Transport of ions and water by epithelia is essential to homeostasis at the whole body, tissue, and cellular levels. Polarised epithelia use defined sets of ion transporters to accomplish directed movement of fluid transmurally. Most puzzling is the transport of apparently isotonic fluid, in the absence of detectable driving gradients. Several theories explain this by establishment of local ion and/or osmotic gradients within restricted intercellular spaces.
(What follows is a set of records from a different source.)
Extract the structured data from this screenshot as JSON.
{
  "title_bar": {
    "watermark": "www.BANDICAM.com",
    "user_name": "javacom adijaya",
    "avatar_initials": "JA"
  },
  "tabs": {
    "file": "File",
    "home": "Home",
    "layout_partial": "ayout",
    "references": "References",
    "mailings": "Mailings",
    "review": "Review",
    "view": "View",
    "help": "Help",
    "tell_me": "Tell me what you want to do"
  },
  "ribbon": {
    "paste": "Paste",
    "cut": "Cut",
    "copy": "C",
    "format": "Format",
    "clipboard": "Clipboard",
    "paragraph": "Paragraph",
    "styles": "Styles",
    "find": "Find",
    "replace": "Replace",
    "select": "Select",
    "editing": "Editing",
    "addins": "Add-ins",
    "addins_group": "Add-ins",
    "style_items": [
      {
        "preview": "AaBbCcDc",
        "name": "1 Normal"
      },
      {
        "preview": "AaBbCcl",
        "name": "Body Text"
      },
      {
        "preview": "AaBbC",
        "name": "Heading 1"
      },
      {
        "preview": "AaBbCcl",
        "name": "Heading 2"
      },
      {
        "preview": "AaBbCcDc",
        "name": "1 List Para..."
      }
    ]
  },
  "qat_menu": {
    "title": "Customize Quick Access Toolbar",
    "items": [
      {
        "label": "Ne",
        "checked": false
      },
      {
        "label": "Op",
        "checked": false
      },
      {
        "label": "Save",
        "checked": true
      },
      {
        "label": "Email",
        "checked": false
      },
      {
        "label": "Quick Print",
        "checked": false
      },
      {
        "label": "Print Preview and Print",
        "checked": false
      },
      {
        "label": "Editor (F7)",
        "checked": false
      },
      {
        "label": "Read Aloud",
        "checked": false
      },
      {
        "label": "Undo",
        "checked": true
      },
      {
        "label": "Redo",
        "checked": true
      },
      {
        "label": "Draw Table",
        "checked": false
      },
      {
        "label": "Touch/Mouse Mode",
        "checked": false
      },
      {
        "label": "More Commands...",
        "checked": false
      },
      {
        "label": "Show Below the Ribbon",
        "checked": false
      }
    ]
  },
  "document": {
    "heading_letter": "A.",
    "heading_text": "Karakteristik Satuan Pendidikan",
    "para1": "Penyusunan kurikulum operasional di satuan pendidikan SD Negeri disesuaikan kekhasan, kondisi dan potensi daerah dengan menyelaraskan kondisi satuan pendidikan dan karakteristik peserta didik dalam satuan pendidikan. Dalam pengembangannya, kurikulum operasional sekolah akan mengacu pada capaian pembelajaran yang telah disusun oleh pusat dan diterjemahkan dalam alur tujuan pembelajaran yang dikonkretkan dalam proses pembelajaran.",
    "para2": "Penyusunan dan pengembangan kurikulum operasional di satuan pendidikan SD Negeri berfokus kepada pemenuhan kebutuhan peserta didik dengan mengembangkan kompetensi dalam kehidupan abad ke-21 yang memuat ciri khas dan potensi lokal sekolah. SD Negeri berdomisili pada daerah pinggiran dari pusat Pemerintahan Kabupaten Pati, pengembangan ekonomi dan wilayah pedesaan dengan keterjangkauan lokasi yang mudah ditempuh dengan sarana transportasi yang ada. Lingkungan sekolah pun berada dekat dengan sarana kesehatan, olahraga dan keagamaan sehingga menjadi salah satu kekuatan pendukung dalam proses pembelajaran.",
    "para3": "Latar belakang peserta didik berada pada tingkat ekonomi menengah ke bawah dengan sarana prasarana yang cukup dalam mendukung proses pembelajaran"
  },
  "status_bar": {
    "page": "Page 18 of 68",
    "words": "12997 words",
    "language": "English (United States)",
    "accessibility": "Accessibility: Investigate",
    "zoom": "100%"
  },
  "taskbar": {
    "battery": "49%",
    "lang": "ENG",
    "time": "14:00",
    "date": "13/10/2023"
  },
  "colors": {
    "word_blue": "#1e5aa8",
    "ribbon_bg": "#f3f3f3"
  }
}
These local gradients drive secretion by attracting water and solutes to produce vectorial fluid transport. The tiny geometries believed to be essential to this process have been historically difficult to probe.

Development of a system to address this problem is proposed, enabling direct measurement of water flux correlated with transcellular and paracellular pathways available to transported fluid. Retinal pigment epithelium (RPE), an important fluid transporting tissue, will be cultured on permeable membranes and probed using Raman microspectroscopy to image the movement of D2O ("heavy water") across the barrier. Measurements will be combined with perfusion and electrophysiology to manipulate the biophysics of epithelial transport, and watch the response in terms of water flux at the micron scale across the tissue. Included in the proposal is the deployment of "optogenetics" to introduce light-sensitive transport pathways into the epithelium, which will allow the system to be driven non-invasively with pulses of light to either shunt particular cells by opening cation channels across the membrane (Channelrhodospin-2), or by accumulating Cl- by activating an electrogenic anion pump (Halorhodopsin).

Applying these methods in concert with transmural electrodes to measure or impose voltage and current clamp will allow the process of epithelial fluid transport to be investigated at a level never before seen, and will unmask the fundamental processes by which isotonic fluid transport is obtained.

Epithelial fluid transport lies at the heart of bodily homeostasis - maintaining fluid and ion balance globally throughout the body and within individual organs or compartments. Some of the seminal discoveries in medicine have related serious disease to defects in epithelial transport, among them cystic fibrosis, kidney disease, gut defects, and ophthalmic diseases. This project will provide a technology base capable of increasing knowledge of these conditions and in many other contexts, by extending observations of fluid dynamics into the subcellular scale; illuminating fundamental biophysical processes which may then be manipulated for clinical benefit. The proposed investigation of retinal pigment epithelium has direct relevance to cutting-edge treatment of retinal diseases such as macular degeneration, retinal detachment, and retinitis pigmentosa. The ARMI retinal modelling collaboration is intended as a tool both for academic research and ultimately as an adjunct to clinical decision making, founding in a rational understanding of fundamental biophysics and cellular physiology. The project will therefore impact the knowledge base which informs the choice of clinical strategies, and potentially lead to the development of novel strategies superior to the current approaches to treating retinal disease.

As well as developing biomedical knowledge, the proposed project will yield a novel multimodal imaging platform which will be applicable to the study of any transporting epithelium or indeed any other tissue. In a broader context, the technology of ratiometric Raman imaging of water flux has potential application in other disciplines such as plant biology, soil science, oceanography, and other areas where water dynamics on a micro scale is important. The instrument proposed could be fitted in principle with any objective lens and used at scales both smaller and larger than that proposed while using fundamentally the same technology. Water flux imaging using D2O as a biocompatible tracer may also be useful in design and optimisation of bioreactors, microfluidic systems, and in evaluation of tissue perfusion in pharmacokinetic or similar studies, both in vitro and in vivo in human and animal subjects.